Al igual que en Ecuador, otros países de la región y el mundo han alzado su reclamo por su exceso. Según datos de BBC, a nivel mundial el valor de los aceites vegetales ha aumentado en 46,5% en los últimos 12 meses.
En América Latina la inflación del aceite en el último año cubre un rango muy amplio que va desde un 9% en Bolivia a más de 60% en países como Costa Rica.

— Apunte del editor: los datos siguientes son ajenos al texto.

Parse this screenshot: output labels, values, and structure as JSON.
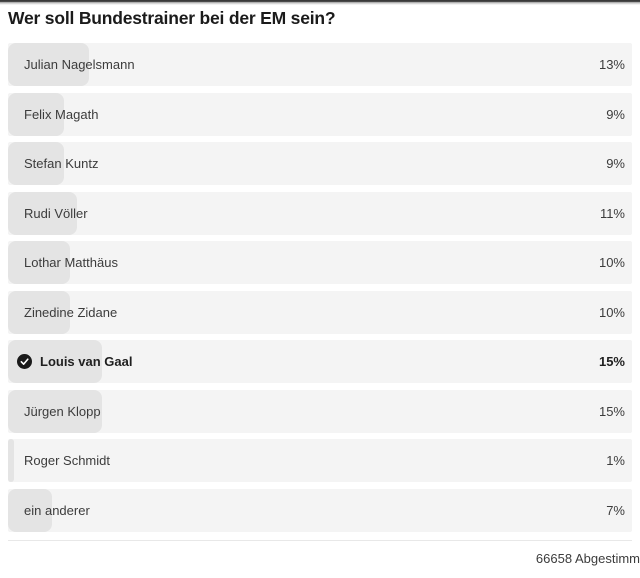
{
  "poll": {
    "title": "Wer soll Bundestrainer bei der EM sein?",
    "options": [
      {
        "label": "Julian Nagelsmann",
        "value": 13,
        "percent_label": "13%",
        "selected": false
      },
      {
        "label": "Felix Magath",
        "value": 9,
        "percent_label": "9%",
        "selected": false
      },
      {
        "label": "Stefan Kuntz",
        "value": 9,
        "percent_label": "9%",
        "selected": false
      },
      {
        "label": "Rudi Völler",
        "value": 11,
        "percent_label": "11%",
        "selected": false
      },
      {
        "label": "Lothar Matthäus",
        "value": 10,
        "percent_label": "10%",
        "selected": false
      },
      {
        "label": "Zinedine Zidane",
        "value": 10,
        "percent_label": "10%",
        "selected": false
      },
      {
        "label": "Louis van Gaal",
        "value": 15,
        "percent_label": "15%",
        "selected": true
      },
      {
        "label": "Jürgen Klopp",
        "value": 15,
        "percent_label": "15%",
        "selected": false
      },
      {
        "label": "Roger Schmidt",
        "value": 1,
        "percent_label": "1%",
        "selected": false
      },
      {
        "label": "ein anderer",
        "value": 7,
        "percent_label": "7%",
        "selected": false
      }
    ],
    "votes_text": "66658 Abgestimm",
    "selected_icon": "check-circle"
  },
  "colors": {
    "bar_track": "#f4f4f4",
    "bar_fill": "#e4e4e4",
    "check_bg": "#1a1a1a",
    "check_mark": "#ffffff",
    "title": "#1b1b1b",
    "text": "#3c3c3c",
    "divider": "#e8e8e8",
    "top_rule": "#3a3a3a"
  },
  "chart_data": {
    "type": "bar",
    "title": "Wer soll Bundestrainer bei der EM sein?",
    "categories": [
      "Julian Nagelsmann",
      "Felix Magath",
      "Stefan Kuntz",
      "Rudi Völler",
      "Lothar Matthäus",
      "Zinedine Zidane",
      "Louis van Gaal",
      "Jürgen Klopp",
      "Roger Schmidt",
      "ein anderer"
    ],
    "values": [
      13,
      9,
      9,
      11,
      10,
      10,
      15,
      15,
      1,
      7
    ],
    "unit": "%",
    "orientation": "horizontal",
    "xlim": [
      0,
      100
    ],
    "annotation": "66658 Abgestimm",
    "selected_category": "Louis van Gaal"
  }
}
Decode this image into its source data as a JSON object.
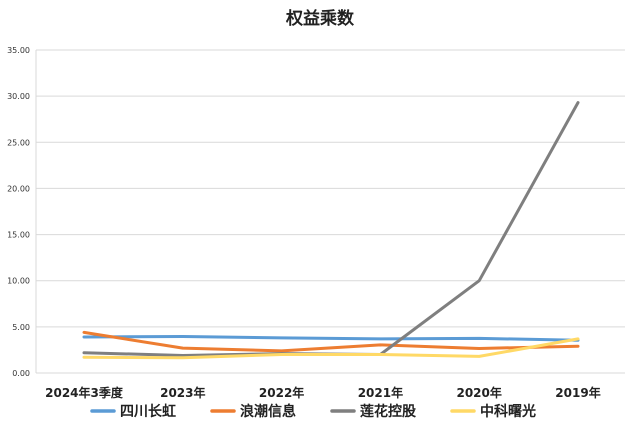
{
  "chart_data": {
    "type": "line",
    "title": "权益乘数",
    "categories": [
      "2024年3季度",
      "2023年",
      "2022年",
      "2021年",
      "2020年",
      "2019年"
    ],
    "ylim": [
      0,
      35
    ],
    "yticks": [
      "0.00",
      "5.00",
      "10.00",
      "15.00",
      "20.00",
      "25.00",
      "30.00",
      "35.00"
    ],
    "grid": true,
    "legend_position": "bottom",
    "series": [
      {
        "name": "四川长虹",
        "color": "#5B9BD5",
        "values": [
          3.9,
          3.95,
          3.8,
          3.7,
          3.75,
          3.55
        ]
      },
      {
        "name": "浪潮信息",
        "color": "#ED7D31",
        "values": [
          4.4,
          2.7,
          2.4,
          3.05,
          2.65,
          2.9
        ]
      },
      {
        "name": "莲花控股",
        "color": "#7F7F7F",
        "values": [
          2.2,
          1.9,
          2.1,
          2.0,
          10.0,
          29.3
        ]
      },
      {
        "name": "中科曙光",
        "color": "#FFD966",
        "values": [
          1.7,
          1.65,
          2.0,
          2.0,
          1.8,
          3.7
        ]
      }
    ]
  }
}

Por ejemplo, en naciones como Guatemala, Panamá y Ecuador su incremento ha sido superior al 20%.
El motivo se da a la guerra entre Ucrania y Rusia. El año pasado, ambas naciones, concentraron el 71% de las exportaciones de aceite de girasol según la empresa especializada en análisis del mercado global del aceite ISTA Mielke GmbH.
Con la guerra el suministro ha bajado a niveles mínimos, un problema que se suma a la decreciente producción de los últimos años que ya tenía al mercado en aprietos.
Gustavo Idigoras, presidente de la Cámara Argentina de la Industria Aceitera y Centro de Exportadores de Cereales, estima que el mercado del aceite no tiene una perspectiva de estabilizarse al menos en dos años desde el momento en que termine la guerra.
El panorama empeoró con la guerra, pero era difícil desde la pandemia. El experto tachó que con el conflicto entre ambas naciones aumentó el consumo, pero disminuyó la oferta.